What Greed wants, Greed takes.

The Devil Nest was aptly named; a deep, dark place where the sickly-sweet smell of sins lingered in the corners. The shadows housed more than darkness, hiding secrets and faces and names, the amber liquid filling glasses held by hands with more scars than fingers. In a place like this, the drinkers never spoke and the barkeep never asked; the card-games in the corners were played with no rules and the dealer never stopped smiling.

All in all, it was a place that Greed liked to call home.

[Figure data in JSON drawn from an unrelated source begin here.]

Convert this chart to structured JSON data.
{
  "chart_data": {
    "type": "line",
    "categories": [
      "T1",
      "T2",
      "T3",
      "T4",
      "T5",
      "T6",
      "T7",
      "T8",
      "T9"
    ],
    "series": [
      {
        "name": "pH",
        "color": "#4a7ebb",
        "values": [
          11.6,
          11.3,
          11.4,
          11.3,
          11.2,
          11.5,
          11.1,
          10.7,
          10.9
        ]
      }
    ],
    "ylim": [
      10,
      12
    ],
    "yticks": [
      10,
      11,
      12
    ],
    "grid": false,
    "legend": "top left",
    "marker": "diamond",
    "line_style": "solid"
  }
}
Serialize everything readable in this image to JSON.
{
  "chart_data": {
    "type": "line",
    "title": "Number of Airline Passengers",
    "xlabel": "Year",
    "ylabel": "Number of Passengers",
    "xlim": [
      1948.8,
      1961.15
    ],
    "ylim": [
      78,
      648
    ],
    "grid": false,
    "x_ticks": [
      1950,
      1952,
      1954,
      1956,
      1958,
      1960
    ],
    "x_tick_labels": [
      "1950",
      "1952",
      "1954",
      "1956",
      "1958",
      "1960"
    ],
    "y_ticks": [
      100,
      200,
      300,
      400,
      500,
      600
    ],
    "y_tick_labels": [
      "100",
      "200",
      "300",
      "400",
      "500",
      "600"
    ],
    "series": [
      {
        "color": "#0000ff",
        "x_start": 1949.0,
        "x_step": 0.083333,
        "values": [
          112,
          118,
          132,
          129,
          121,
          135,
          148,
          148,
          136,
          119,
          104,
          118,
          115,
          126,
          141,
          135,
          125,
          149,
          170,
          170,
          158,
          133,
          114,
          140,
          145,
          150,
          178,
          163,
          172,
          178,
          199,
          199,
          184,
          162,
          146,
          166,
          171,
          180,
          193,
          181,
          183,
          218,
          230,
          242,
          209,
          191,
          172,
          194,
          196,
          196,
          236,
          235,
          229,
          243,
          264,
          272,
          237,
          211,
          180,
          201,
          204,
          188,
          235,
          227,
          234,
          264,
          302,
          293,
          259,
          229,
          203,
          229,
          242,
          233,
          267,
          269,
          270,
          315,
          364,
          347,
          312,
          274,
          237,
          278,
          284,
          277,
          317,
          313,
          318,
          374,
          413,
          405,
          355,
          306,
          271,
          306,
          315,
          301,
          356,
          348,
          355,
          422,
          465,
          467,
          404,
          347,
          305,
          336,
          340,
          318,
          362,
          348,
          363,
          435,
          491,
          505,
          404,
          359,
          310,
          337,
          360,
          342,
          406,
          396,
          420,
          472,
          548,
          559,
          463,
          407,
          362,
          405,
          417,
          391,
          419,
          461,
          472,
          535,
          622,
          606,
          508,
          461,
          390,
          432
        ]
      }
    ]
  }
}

There was a home-like quality in the air, achieved only by the fact that the people littering the the place had nowhere else to hide. In the shadows of the Devil Nest, scaly skin and the unfortunate habit to chase after thrown sticks could be forgotten and ignored, bull-like strength was approved of instead of looked sideways at, and, Greed reasoned, that was the way he wanted it.

There was a recent addition, however, that looked quite out of place even in this odds-and-ends company. Pale skin, burning eyes, filthy hair, at such an unmanageable length that he looked like an escaped prisoner – which, in fact, he was. His deliverance had been brought about with a little help from one of the seven deadly sins; sometimes, greed could be beneficial.

"We've never had an Alchemist before," he said, pouring himself another glass of the best liqour that was to offer, and smiling that shark-tooth smile.

"What's it you want with me anyway?" the bedraggled man asked, voice hoarse as he spoke.

"Better personal hygiene I wouldn't object to," and the shark-tooth grin turned even sharper, "but what I could really use is someone who – what was it they said? - can make people go 'boom'. I have it on pretty good authority that you're my man, for that."

The man, however filthy and worn, lit up seemingly from the inside, sparks of flame lighting up his eyes in a morbid sort of fireworks. Even Greed, said by himself to be unflappable in these moments, was forced to swallow the mouthful of alcohol a little harder than expected; there was psychosis in those eyes, but a cheerful sort of madness – here was a man who would gladly light a house on fire just to warm his hands.

"Bombs are what I'm best at," the man said, grinning to wide that his nose crumpled up, turning his entire face into a monster-mask, "just tell me who to point it at, and I'll burn you up a town in a merry little fire."

There; that spark of ecstatic insanity, the mind's eye already seeing the flames and the ears ringing with the memory of explosions, that was the kind of devotion Greed needed. Against six deadly sins and an empress of lives that had lived forever, he needed all the help that he could get, be it madness in the eyes of a prisoner-Alchemist or the undying devotion of a dog in a chimera. He had snakes and bulls and dogs against people that weren't people, just like him, but here in the sweet-scented darkness where the secrets of the shadows resided, he was the suicide king with iron skin and nothing to lose.